The brand's end came quickly. In March 2023 Credit Suisse faced a confidence crisis after its largest shareholder declined further support, and the Swiss government engineered a takeover by UBS, completed in June 2023 for roughly CHF 3 billion. The legal merger concluded on 31 May 2024, at which point Credit Suisse ceased to exist as a legal entity. Its bars circulate on as secondary-market bullion, their value resting on silver content and Valcambi's certification rather than the vanished bank.

Credit Suisse Dragon vs PAMP Dragon Bars and Standard 10 oz Bars

The most direct rivals are dragon-themed bars from PAMP Suisse, which now dominates that niche with current-production series such as the Good Luck Yellow Dragon and Lunar Legend Azure Dragon. PAMP dragon bars are widely available new from dealers, whereas the Credit Suisse Dragon is secondary market only. Buyers wanting a dragon design with fresh assay packaging and broad dealer availability will find PAMP the practical choice; buyers drawn to the discontinued Credit Suisse name accept thinner availability in exchange for a brand that will never be produced again.

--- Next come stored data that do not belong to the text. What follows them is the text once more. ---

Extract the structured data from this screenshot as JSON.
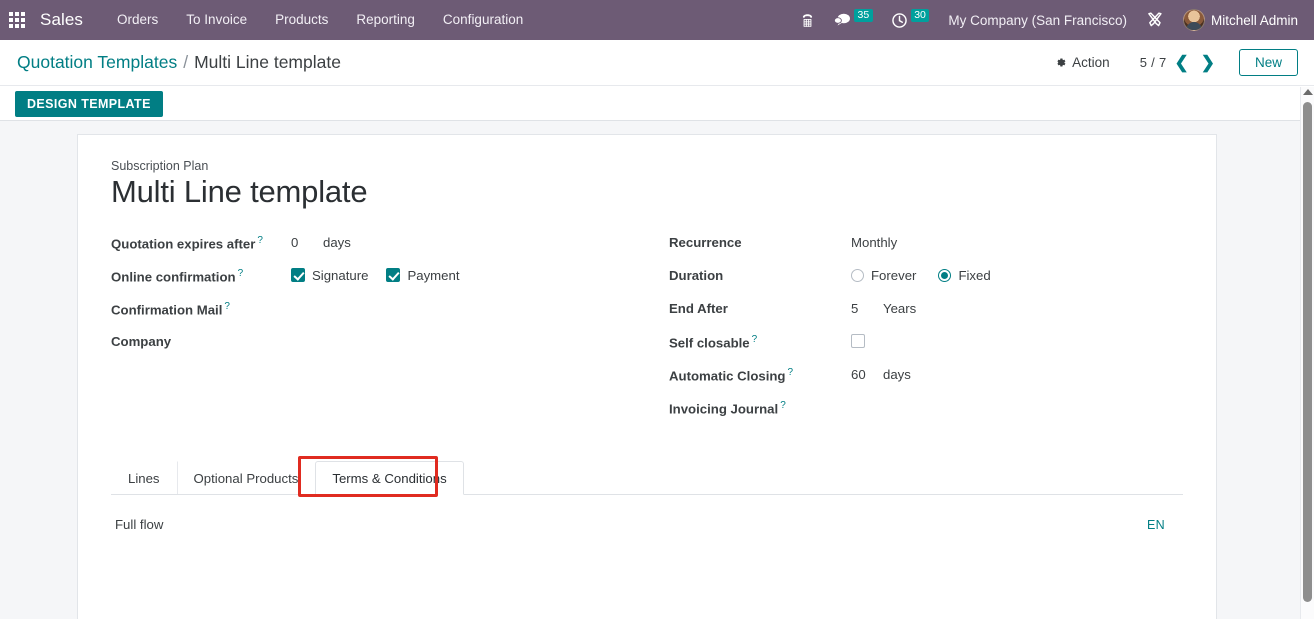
{
  "navbar": {
    "apps_icon": "grid-apps-icon",
    "brand": "Sales",
    "menu": [
      {
        "label": "Orders"
      },
      {
        "label": "To Invoice"
      },
      {
        "label": "Products"
      },
      {
        "label": "Reporting"
      },
      {
        "label": "Configuration"
      }
    ],
    "phone_icon": "telephone-icon",
    "messages_icon": "chat-bubble-icon",
    "messages_count": "35",
    "activities_icon": "clock-icon",
    "activities_count": "30",
    "company": "My Company (San Francisco)",
    "tools_icon": "tools-icon",
    "avatar": "user-avatar",
    "user": "Mitchell Admin",
    "accent_color": "#00a09d",
    "bar_color": "#6d5b75"
  },
  "breadcrumb": {
    "parent": "Quotation Templates",
    "separator": "/",
    "current": "Multi Line template"
  },
  "controls": {
    "action_icon": "gear-icon",
    "action_label": "Action",
    "pager": "5 / 7",
    "prev_icon": "chevron-left-icon",
    "next_icon": "chevron-right-icon",
    "new_label": "New"
  },
  "buttons": {
    "design_template": "DESIGN TEMPLATE"
  },
  "form": {
    "subtitle": "Subscription Plan",
    "title": "Multi Line template",
    "left_fields": [
      {
        "label": "Quotation expires after",
        "help": "?",
        "value": "0",
        "unit": "days"
      },
      {
        "label": "Online confirmation",
        "help": "?",
        "checkboxes": [
          {
            "label": "Signature",
            "checked": true
          },
          {
            "label": "Payment",
            "checked": true
          }
        ]
      },
      {
        "label": "Confirmation Mail",
        "help": "?",
        "value": ""
      },
      {
        "label": "Company",
        "help": "",
        "value": ""
      }
    ],
    "right_fields": [
      {
        "label": "Recurrence",
        "help": "",
        "value": "Monthly"
      },
      {
        "label": "Duration",
        "help": "",
        "radios": [
          {
            "label": "Forever",
            "selected": false
          },
          {
            "label": "Fixed",
            "selected": true
          }
        ]
      },
      {
        "label": "End After",
        "help": "",
        "value": "5",
        "unit": "Years"
      },
      {
        "label": "Self closable",
        "help": "?",
        "checkbox_checked": false
      },
      {
        "label": "Automatic Closing",
        "help": "?",
        "value": "60",
        "unit": "days"
      },
      {
        "label": "Invoicing Journal",
        "help": "?",
        "value": ""
      }
    ]
  },
  "notebook": {
    "tabs": [
      {
        "label": "Lines",
        "active": false
      },
      {
        "label": "Optional Products",
        "active": false
      },
      {
        "label": "Terms & Conditions",
        "active": true,
        "highlighted": true
      }
    ],
    "terms_text": "Full flow",
    "language_code": "EN",
    "highlight_color": "#e02b20"
  },
  "scrollbar": {
    "up_arrow_icon": "scroll-up-arrow-icon",
    "thumb": "scroll-thumb"
  }
}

Against standard 10 oz silver bars from the Royal Canadian Mint, Royal Mint, Asahi, or Sunshine Minting, the comparison is mostly about premium versus character. Ordinary 10 oz bars from recognised mints typically trade at premiums of roughly 4-8% over spot and resell readily through any major dealer or local coin shop. Specialty Credit Suisse products were rarer than the bank's standard bars and tend to carry collector interest above plain bullion, so cost-focused stackers get more silver per dollar from a generic or major-mint bar.

Compared with standard Credit Suisse bars, the dragon-themed pieces were specialty items rather than the plain branded rectangles the bank issued in standard weights, which makes them the less liquid but more distinctive way to hold the brand.